Handling performance optimisation for formula vehicle using multi-objectives evolutionary algorithms

Abstract

Listen

Translate article

A method based on constraint multi-objective evolutionary algorithms approach is proposed to optimise the handling performance of a race car dynamic. This involves a software-in-the-loop optimisation (SiLO) between a high-fidelity model of a formula vehicle modelled in VI-Grade and MATLAB for hosting the optimisation algorithms. The optimisation process involves the tuning of the suspension design variables, i.e. spring stiffness, anti-roll bar stiffness, damper coefficient, toe angle, and camber angle for both front and rear suspensions against eight objectives functions, i.e. sideslip overshoot, yaw rate overshoot, linear understeer gradient, limit understeer gradient, maximum lateral acceleration, yaw rate phase delay and lateral acceleration phase delay.
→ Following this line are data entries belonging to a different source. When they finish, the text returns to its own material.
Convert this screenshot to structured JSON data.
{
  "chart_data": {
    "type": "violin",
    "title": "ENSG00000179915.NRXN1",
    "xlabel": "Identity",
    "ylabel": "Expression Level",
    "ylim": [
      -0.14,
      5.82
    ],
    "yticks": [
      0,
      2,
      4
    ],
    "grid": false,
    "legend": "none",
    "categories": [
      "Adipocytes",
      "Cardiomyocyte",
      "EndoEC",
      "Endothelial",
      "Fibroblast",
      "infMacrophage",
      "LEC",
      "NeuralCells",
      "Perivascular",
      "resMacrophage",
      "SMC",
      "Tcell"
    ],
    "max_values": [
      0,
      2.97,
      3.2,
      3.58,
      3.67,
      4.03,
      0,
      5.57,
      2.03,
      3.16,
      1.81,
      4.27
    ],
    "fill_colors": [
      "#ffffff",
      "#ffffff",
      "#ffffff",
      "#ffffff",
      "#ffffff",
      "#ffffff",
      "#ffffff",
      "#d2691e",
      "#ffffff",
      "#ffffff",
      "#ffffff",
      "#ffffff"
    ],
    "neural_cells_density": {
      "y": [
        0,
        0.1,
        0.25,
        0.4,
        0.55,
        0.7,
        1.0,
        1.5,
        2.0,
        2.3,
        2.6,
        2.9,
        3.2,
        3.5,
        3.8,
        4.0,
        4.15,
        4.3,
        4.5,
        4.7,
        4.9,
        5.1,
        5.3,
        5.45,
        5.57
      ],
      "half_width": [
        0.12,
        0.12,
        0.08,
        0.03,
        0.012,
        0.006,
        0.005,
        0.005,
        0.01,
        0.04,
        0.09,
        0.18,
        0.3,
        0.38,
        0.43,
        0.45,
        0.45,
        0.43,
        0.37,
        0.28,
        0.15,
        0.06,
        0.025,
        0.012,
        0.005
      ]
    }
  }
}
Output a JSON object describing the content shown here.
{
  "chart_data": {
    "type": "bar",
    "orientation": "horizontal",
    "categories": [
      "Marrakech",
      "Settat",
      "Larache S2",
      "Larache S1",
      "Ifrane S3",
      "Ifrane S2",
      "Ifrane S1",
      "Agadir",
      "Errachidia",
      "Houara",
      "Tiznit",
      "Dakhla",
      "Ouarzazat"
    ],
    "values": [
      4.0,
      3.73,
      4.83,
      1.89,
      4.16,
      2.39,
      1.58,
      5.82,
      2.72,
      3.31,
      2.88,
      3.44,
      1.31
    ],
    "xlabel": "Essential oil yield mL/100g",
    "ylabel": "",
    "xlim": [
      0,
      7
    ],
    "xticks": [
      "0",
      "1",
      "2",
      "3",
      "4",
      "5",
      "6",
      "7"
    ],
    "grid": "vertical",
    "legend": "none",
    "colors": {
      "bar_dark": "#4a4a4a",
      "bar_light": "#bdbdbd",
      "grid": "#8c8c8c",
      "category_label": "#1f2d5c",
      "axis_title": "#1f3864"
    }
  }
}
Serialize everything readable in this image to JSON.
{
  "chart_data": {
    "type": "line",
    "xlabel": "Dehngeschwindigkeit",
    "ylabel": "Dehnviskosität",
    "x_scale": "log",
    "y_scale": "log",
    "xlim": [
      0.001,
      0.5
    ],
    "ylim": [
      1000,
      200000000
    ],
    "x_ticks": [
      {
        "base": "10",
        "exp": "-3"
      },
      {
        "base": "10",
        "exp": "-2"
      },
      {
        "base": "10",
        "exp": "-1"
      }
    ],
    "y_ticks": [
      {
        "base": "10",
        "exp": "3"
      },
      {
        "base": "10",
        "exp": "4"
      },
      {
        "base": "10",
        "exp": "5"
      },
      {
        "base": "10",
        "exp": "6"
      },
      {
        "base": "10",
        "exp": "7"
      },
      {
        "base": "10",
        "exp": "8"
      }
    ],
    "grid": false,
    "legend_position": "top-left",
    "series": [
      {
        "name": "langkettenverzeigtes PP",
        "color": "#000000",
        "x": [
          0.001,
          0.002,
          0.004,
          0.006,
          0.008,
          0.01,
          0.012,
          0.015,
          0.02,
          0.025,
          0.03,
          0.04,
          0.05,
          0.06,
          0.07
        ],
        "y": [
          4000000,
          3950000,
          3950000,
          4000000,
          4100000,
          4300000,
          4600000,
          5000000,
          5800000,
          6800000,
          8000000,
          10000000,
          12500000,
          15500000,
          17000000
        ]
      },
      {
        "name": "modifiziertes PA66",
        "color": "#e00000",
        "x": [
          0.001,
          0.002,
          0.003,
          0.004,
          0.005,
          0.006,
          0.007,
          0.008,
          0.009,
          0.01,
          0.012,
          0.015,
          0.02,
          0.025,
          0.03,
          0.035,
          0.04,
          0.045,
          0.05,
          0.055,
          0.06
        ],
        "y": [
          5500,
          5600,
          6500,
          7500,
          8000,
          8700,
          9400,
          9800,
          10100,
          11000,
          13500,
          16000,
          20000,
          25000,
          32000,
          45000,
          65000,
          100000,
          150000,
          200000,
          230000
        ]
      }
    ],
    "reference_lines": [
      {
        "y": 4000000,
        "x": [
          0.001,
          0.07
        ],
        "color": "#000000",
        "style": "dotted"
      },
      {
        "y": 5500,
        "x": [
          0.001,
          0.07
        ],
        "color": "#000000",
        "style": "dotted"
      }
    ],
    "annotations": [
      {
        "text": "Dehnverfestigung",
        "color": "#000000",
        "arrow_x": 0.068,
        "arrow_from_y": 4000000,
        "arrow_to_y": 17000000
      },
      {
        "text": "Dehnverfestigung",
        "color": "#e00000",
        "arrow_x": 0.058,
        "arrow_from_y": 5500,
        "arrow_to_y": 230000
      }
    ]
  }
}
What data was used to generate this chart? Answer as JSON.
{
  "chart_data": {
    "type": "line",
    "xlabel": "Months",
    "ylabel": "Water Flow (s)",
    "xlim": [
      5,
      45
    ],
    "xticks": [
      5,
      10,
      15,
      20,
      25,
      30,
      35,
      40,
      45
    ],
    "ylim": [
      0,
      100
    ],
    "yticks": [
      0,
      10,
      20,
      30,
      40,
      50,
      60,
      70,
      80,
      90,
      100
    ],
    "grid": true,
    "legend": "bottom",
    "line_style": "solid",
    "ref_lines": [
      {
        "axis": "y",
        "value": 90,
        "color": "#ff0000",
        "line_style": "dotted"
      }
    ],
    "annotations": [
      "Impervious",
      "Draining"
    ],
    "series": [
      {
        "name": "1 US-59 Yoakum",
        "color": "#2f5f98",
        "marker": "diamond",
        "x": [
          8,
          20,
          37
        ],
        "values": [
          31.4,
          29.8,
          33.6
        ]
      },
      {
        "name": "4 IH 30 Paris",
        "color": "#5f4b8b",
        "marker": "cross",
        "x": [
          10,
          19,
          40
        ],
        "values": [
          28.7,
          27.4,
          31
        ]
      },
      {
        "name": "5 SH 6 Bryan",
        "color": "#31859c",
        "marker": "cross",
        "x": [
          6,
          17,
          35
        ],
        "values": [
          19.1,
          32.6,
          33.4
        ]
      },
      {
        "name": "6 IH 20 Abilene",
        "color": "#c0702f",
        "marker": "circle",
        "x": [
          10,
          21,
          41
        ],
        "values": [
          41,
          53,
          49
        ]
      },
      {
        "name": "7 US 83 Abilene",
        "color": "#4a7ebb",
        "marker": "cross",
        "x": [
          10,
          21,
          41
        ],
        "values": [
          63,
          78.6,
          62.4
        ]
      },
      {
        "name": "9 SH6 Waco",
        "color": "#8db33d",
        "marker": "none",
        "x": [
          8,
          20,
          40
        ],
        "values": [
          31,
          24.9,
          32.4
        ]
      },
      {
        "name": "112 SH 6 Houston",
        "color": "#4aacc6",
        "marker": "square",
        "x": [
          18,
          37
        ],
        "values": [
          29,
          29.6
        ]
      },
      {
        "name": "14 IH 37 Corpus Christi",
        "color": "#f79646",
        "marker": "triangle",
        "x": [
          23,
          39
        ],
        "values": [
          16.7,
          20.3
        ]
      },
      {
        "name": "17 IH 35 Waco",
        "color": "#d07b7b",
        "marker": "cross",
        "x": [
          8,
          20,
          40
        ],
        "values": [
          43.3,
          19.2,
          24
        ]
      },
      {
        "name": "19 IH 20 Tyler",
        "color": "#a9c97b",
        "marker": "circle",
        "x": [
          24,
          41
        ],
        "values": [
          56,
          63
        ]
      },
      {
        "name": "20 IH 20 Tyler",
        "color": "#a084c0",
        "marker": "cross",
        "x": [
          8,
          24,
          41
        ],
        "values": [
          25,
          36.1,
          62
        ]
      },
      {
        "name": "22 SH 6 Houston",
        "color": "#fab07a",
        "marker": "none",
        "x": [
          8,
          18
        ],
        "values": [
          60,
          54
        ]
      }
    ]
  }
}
A custom constraint function was introduced to improve the convergence speed of the optimisation process. The optimised result showed a promising increase in handling performances, i.e. the maximum achievable lateral acceleration has increased by 8.9% whilst maintaining the stability of the vehicle close to neutral steer behaviour. The sideslip angle was well controlled under 1 deg at 95% of maximum lateral acceleration, and slip angle overshoot has improved by 1.65% in step steer manoeuvre. Additionally, the skid-pad events and autocross event laps time were reduced by 5.19% and 1.71%, respectively.